Paris, France— President Emmanuel Macron continued bulldozing France’s political establishment as his upstart La République en Marche! (LREM) party topped Sunday’s first-round legislative vote and appeared poised to claim a historic majority in parliament.

President Emmanuel Macron

Based on the first-round results, candidates from Macron’s LREM, a political party that barely existed one year ago, were projected to take between 415 and 445 seats in the 577-seat National Assembly next week. It would represent the largest parliamentary majority for a single party in France since the end of World War II.

The LREM party won 32.32 percent of all votes, according to official final results published by the French Interior Ministry, in an election that was also marked by a record-high abstention of 51.29 percent.

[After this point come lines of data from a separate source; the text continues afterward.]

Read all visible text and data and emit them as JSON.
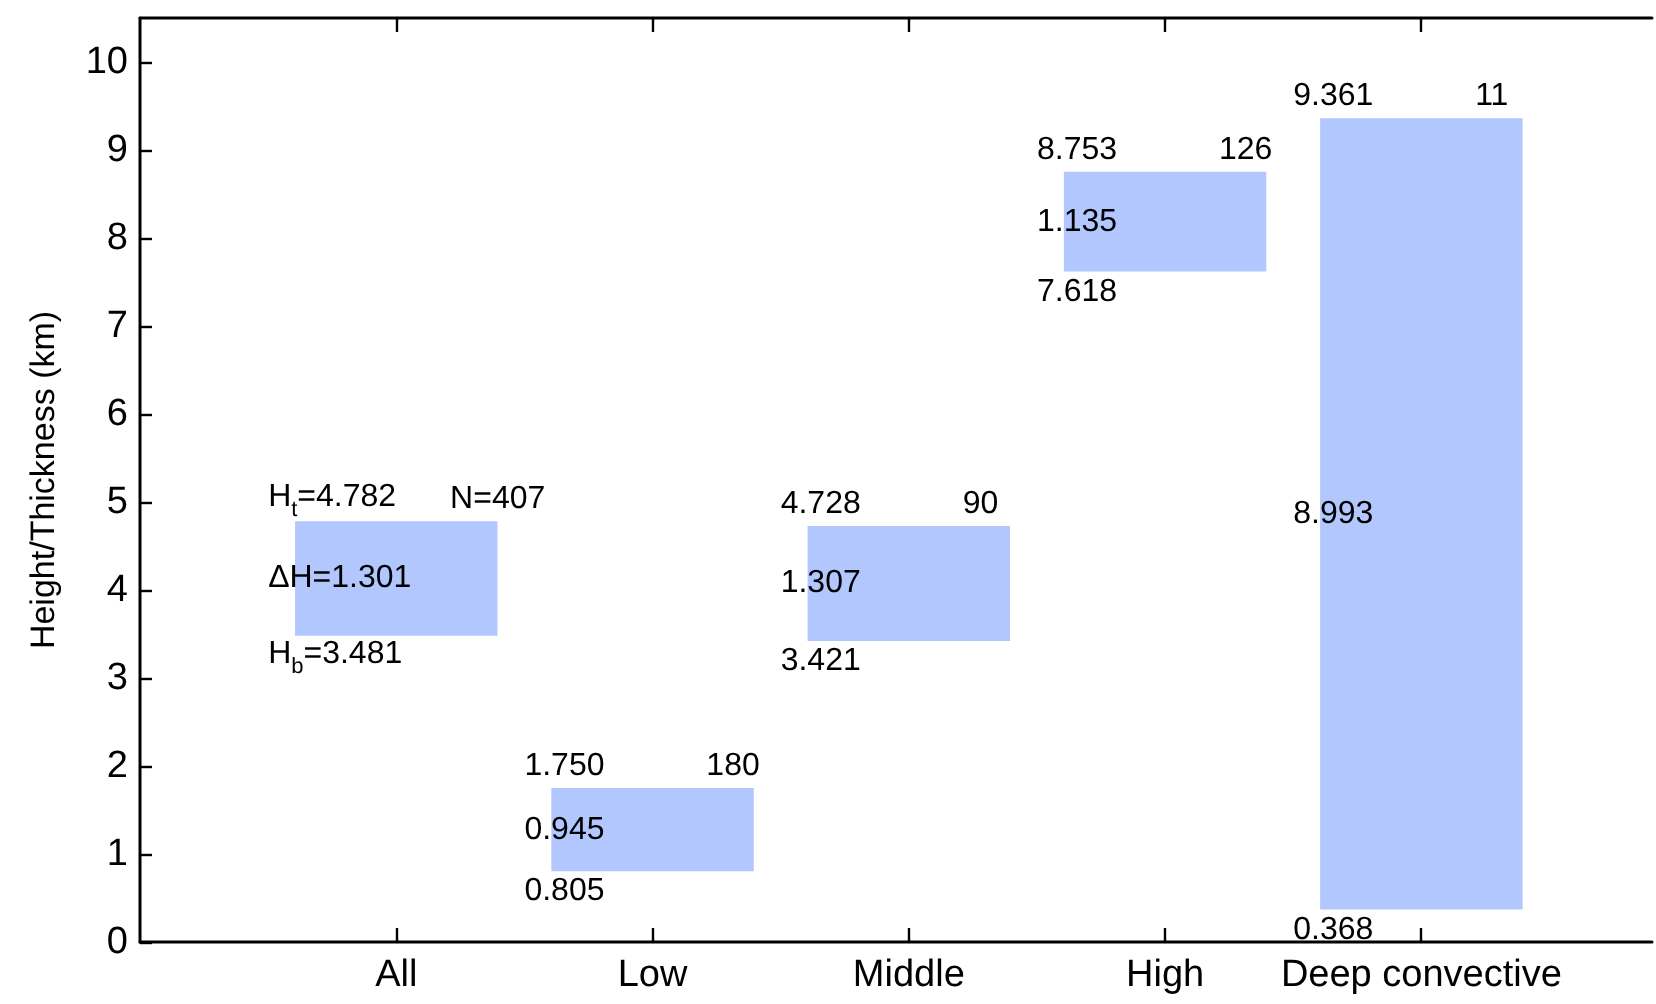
{
  "chart_data": {
    "type": "bar",
    "ylabel": "Height/Thickness (km)",
    "categories": [
      "All",
      "Low",
      "Middle",
      "High",
      "Deep convective"
    ],
    "values": [
      1.301,
      0.945,
      1.307,
      1.135,
      8.993
    ],
    "base": [
      3.481,
      0.805,
      3.421,
      7.618,
      0.368
    ],
    "color": "#b3c7ff",
    "value_labels": [
      "ΔH=1.301",
      "0.945",
      "1.307",
      "1.135",
      "8.993"
    ],
    "ylim": [
      0,
      10.5
    ],
    "yticks": [
      0,
      1,
      2,
      3,
      4,
      5,
      6,
      7,
      8,
      9,
      10
    ],
    "annotations": [
      {
        "text": "H$_{t}$=4.782",
        "x": "All",
        "y": 4.782
      },
      {
        "text": "N=407",
        "x": "All",
        "y": 4.782
      },
      {
        "text": "H$_{b}$=3.481",
        "x": "All",
        "y": 3.481
      },
      {
        "text": "1.750",
        "x": "Low",
        "y": 1.75
      },
      {
        "text": "180",
        "x": "Low",
        "y": 1.75
      },
      {
        "text": "0.805",
        "x": "Low",
        "y": 0.805
      },
      {
        "text": "4.728",
        "x": "Middle",
        "y": 4.728
      },
      {
        "text": "90",
        "x": "Middle",
        "y": 4.728
      },
      {
        "text": "3.421",
        "x": "Middle",
        "y": 3.421
      },
      {
        "text": "8.753",
        "x": "High",
        "y": 8.753
      },
      {
        "text": "126",
        "x": "High",
        "y": 8.753
      },
      {
        "text": "7.618",
        "x": "High",
        "y": 7.618
      },
      {
        "text": "9.361",
        "x": "Deep convective",
        "y": 9.361
      },
      {
        "text": "11",
        "x": "Deep convective",
        "y": 9.361
      },
      {
        "text": "0.368",
        "x": "Deep convective",
        "y": 0.368
      }
    ]
  }
}
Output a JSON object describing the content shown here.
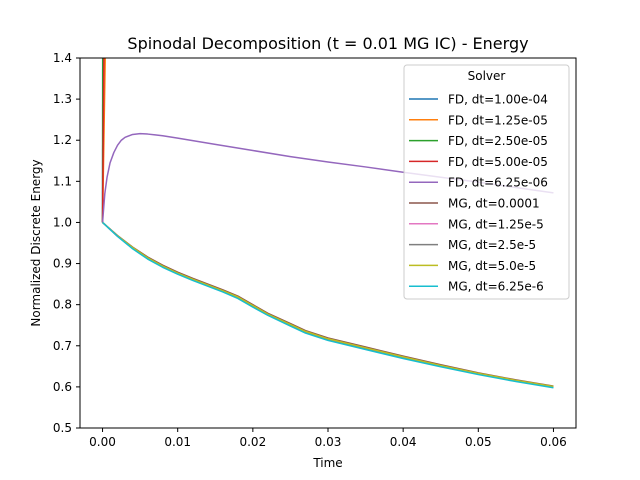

The mainstream conservative Les Républicains party finished the night in second place with 21.56 percent support. They were projected to win between 70 and 110 seats in the next Assembly according to a projection by Ipsos for FRANCE 24.

Les Républicains leaders, who only weeks ago felt confident about securing a majority in parliament, acknowledged the “disappointing” results. Other established political camps, left angling for what appeared would be a paltry number of seats, also had little to celebrate.

Despite half of French voters having chosen not to cast a ballot, Prime Minister Edouard Philippe said they had delivered an “unambiguous” message on Sunday. “Millions of you have confirmed your attachment to the president of the Republic’s project of renewal, unification and re-conquest,” Philippe declared in a statement.

Voters will return to the ballot box for the second round of the legislative poll on June 18, with public opinion experts expecting participation to improve slightly.

Participation in French parliamentary elections has been in free fall over the past three decades. The year 1978 saw the highest participation in a first-round legislative vote, with 83.3 percent of voters casting a ballot. The lowest turnout – until now – was in 2012, when only 57.2 percent of voters participated.

Far-right leader Marine Le Pen put on a brave face in front of the cameras on election night and trumpeted her own first-place score in the northern constituency she is vying to represent. But her National Front (FN) party was staring at yet another defeat.